Deliberate practice: the level to strive for to reach the expert level

This is both deliberate and informed practice, meaning it is guided by a teacher who is knowledgeable about the subject. It is guided by a teacher who is knowledgeable about the capabilities of experts and how to develop those capabilities. Typically, this practice is very common in sports or academic settings where students work closely with their teacher (most often, this is only possible at a doctoral level). It starts with external feedback, directed by the teacher, but increasingly leads to internal self-monitoring. If you don’t have the ability to put yourself in such a configuration, you should try to create feedback loops that will allow you to monitor your performance. For example, this can be using applications that incorporate the performance metrics of people in your field to compare yourself as accurately as possible.

Adopt the right kind of practice

There’s only one way to know if you’re practicing purposefully. It has to be challenging, demanding but achievable. It must result in a certain fluidity.

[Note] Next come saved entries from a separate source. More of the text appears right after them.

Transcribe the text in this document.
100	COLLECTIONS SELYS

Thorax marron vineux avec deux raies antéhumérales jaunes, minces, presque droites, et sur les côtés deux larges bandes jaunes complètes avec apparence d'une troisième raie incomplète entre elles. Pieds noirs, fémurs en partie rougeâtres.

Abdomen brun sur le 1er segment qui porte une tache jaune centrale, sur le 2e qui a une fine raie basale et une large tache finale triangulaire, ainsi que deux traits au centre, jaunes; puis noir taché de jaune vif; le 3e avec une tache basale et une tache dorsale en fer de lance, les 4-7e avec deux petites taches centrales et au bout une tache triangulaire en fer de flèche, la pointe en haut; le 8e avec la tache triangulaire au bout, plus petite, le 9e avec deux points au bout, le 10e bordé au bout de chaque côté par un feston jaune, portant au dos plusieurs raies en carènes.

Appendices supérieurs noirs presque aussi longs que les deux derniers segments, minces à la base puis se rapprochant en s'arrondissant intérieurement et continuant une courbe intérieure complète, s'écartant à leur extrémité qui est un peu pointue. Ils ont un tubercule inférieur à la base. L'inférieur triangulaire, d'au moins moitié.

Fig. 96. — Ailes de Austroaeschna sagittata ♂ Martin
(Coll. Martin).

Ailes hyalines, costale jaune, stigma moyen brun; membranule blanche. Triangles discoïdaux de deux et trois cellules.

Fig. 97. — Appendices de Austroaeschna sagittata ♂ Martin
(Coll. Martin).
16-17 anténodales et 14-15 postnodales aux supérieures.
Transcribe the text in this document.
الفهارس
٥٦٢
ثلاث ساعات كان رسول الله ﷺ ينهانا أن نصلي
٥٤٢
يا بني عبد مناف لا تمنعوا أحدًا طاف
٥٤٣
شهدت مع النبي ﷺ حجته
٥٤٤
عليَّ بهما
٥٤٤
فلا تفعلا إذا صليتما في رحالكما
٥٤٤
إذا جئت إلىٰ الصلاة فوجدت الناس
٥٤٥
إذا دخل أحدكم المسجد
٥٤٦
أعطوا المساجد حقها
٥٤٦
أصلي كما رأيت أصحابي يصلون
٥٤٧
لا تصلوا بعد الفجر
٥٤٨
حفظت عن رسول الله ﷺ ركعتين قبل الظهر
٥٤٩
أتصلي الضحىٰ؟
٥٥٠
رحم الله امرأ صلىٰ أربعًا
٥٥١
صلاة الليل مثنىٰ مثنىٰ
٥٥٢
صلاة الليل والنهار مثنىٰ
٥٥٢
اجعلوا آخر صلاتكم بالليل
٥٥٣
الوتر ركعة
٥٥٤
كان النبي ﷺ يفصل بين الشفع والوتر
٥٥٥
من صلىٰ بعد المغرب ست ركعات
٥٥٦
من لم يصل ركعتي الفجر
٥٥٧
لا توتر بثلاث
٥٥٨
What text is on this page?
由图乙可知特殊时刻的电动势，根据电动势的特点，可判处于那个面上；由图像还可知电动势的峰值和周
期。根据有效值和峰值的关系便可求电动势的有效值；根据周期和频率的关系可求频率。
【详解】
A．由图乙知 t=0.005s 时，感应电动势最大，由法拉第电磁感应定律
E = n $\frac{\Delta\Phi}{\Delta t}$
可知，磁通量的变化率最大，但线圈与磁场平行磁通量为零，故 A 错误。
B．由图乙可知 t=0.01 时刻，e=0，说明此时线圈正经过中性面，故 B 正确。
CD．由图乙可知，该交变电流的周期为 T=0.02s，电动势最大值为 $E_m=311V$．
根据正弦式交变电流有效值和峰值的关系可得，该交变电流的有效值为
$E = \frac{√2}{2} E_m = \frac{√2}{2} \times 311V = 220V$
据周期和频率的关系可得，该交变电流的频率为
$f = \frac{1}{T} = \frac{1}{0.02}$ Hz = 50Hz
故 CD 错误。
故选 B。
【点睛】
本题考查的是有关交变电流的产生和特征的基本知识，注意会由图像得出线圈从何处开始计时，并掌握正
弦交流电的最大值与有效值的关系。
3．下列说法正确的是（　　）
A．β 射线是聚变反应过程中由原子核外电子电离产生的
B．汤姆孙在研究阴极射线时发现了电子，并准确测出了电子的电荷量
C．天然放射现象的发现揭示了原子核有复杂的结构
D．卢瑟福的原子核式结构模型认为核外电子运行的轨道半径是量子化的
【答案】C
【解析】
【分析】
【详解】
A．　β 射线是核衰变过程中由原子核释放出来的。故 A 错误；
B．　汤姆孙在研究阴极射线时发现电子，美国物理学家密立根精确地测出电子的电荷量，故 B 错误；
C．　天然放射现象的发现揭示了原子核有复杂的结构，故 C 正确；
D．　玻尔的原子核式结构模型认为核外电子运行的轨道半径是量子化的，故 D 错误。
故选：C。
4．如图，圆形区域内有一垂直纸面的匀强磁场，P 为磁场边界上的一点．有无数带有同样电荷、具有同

Obviously, as much as you can practice deliberately. To achieve this, one must be endowed with resources that are not available to everyone, but there are nonetheless imperfect ways to recreate the conditions of deliberate practice without having an instructor or coach dedicated to our performance.

If you have the ability to get close to a coach, the authors give us specific criteria to put the odds in our favor.

You need to:
find someone who is accomplished in the skill you are looking for, i.e. who has achieved the result you want to accomplish
find someone who has the teaching experience to teach people like you
change your teacher as you change yourself to keep moving forward. Your goal is to surpass your mentor

Finding the right instructor is a matter of luck, so don’t bemoan the fact that sometimes it takes patience and persistence to find the right person.

If you can’t get close to the people who have the results you’re looking for, you need to do it differently.

Identify the experts, they have to be the best according to criteria you define. Be as objective as possible.
Find out what makes them so good. Read their stories, their biographies if they have them, analyze their performances, learn everything you can about their background.
Find training techniques to get there. Experiment, test, learn, adjust and repeat.

To overcome the inevitable plateaus in your performance, the authors suggest:

– Push the limits of your comfort zone in training
– Try creative ways to train: test new possibilities. Play by new standards.

With a little thought, it’s possible to develop an expert-inspired workout and bypass the barriers to learning in almost any area. And that’s the whole point of deliberate, purposeful practice: it’s purposeful and deliberate. It doesn’t just happen, it is carefully planned and carefully crafted.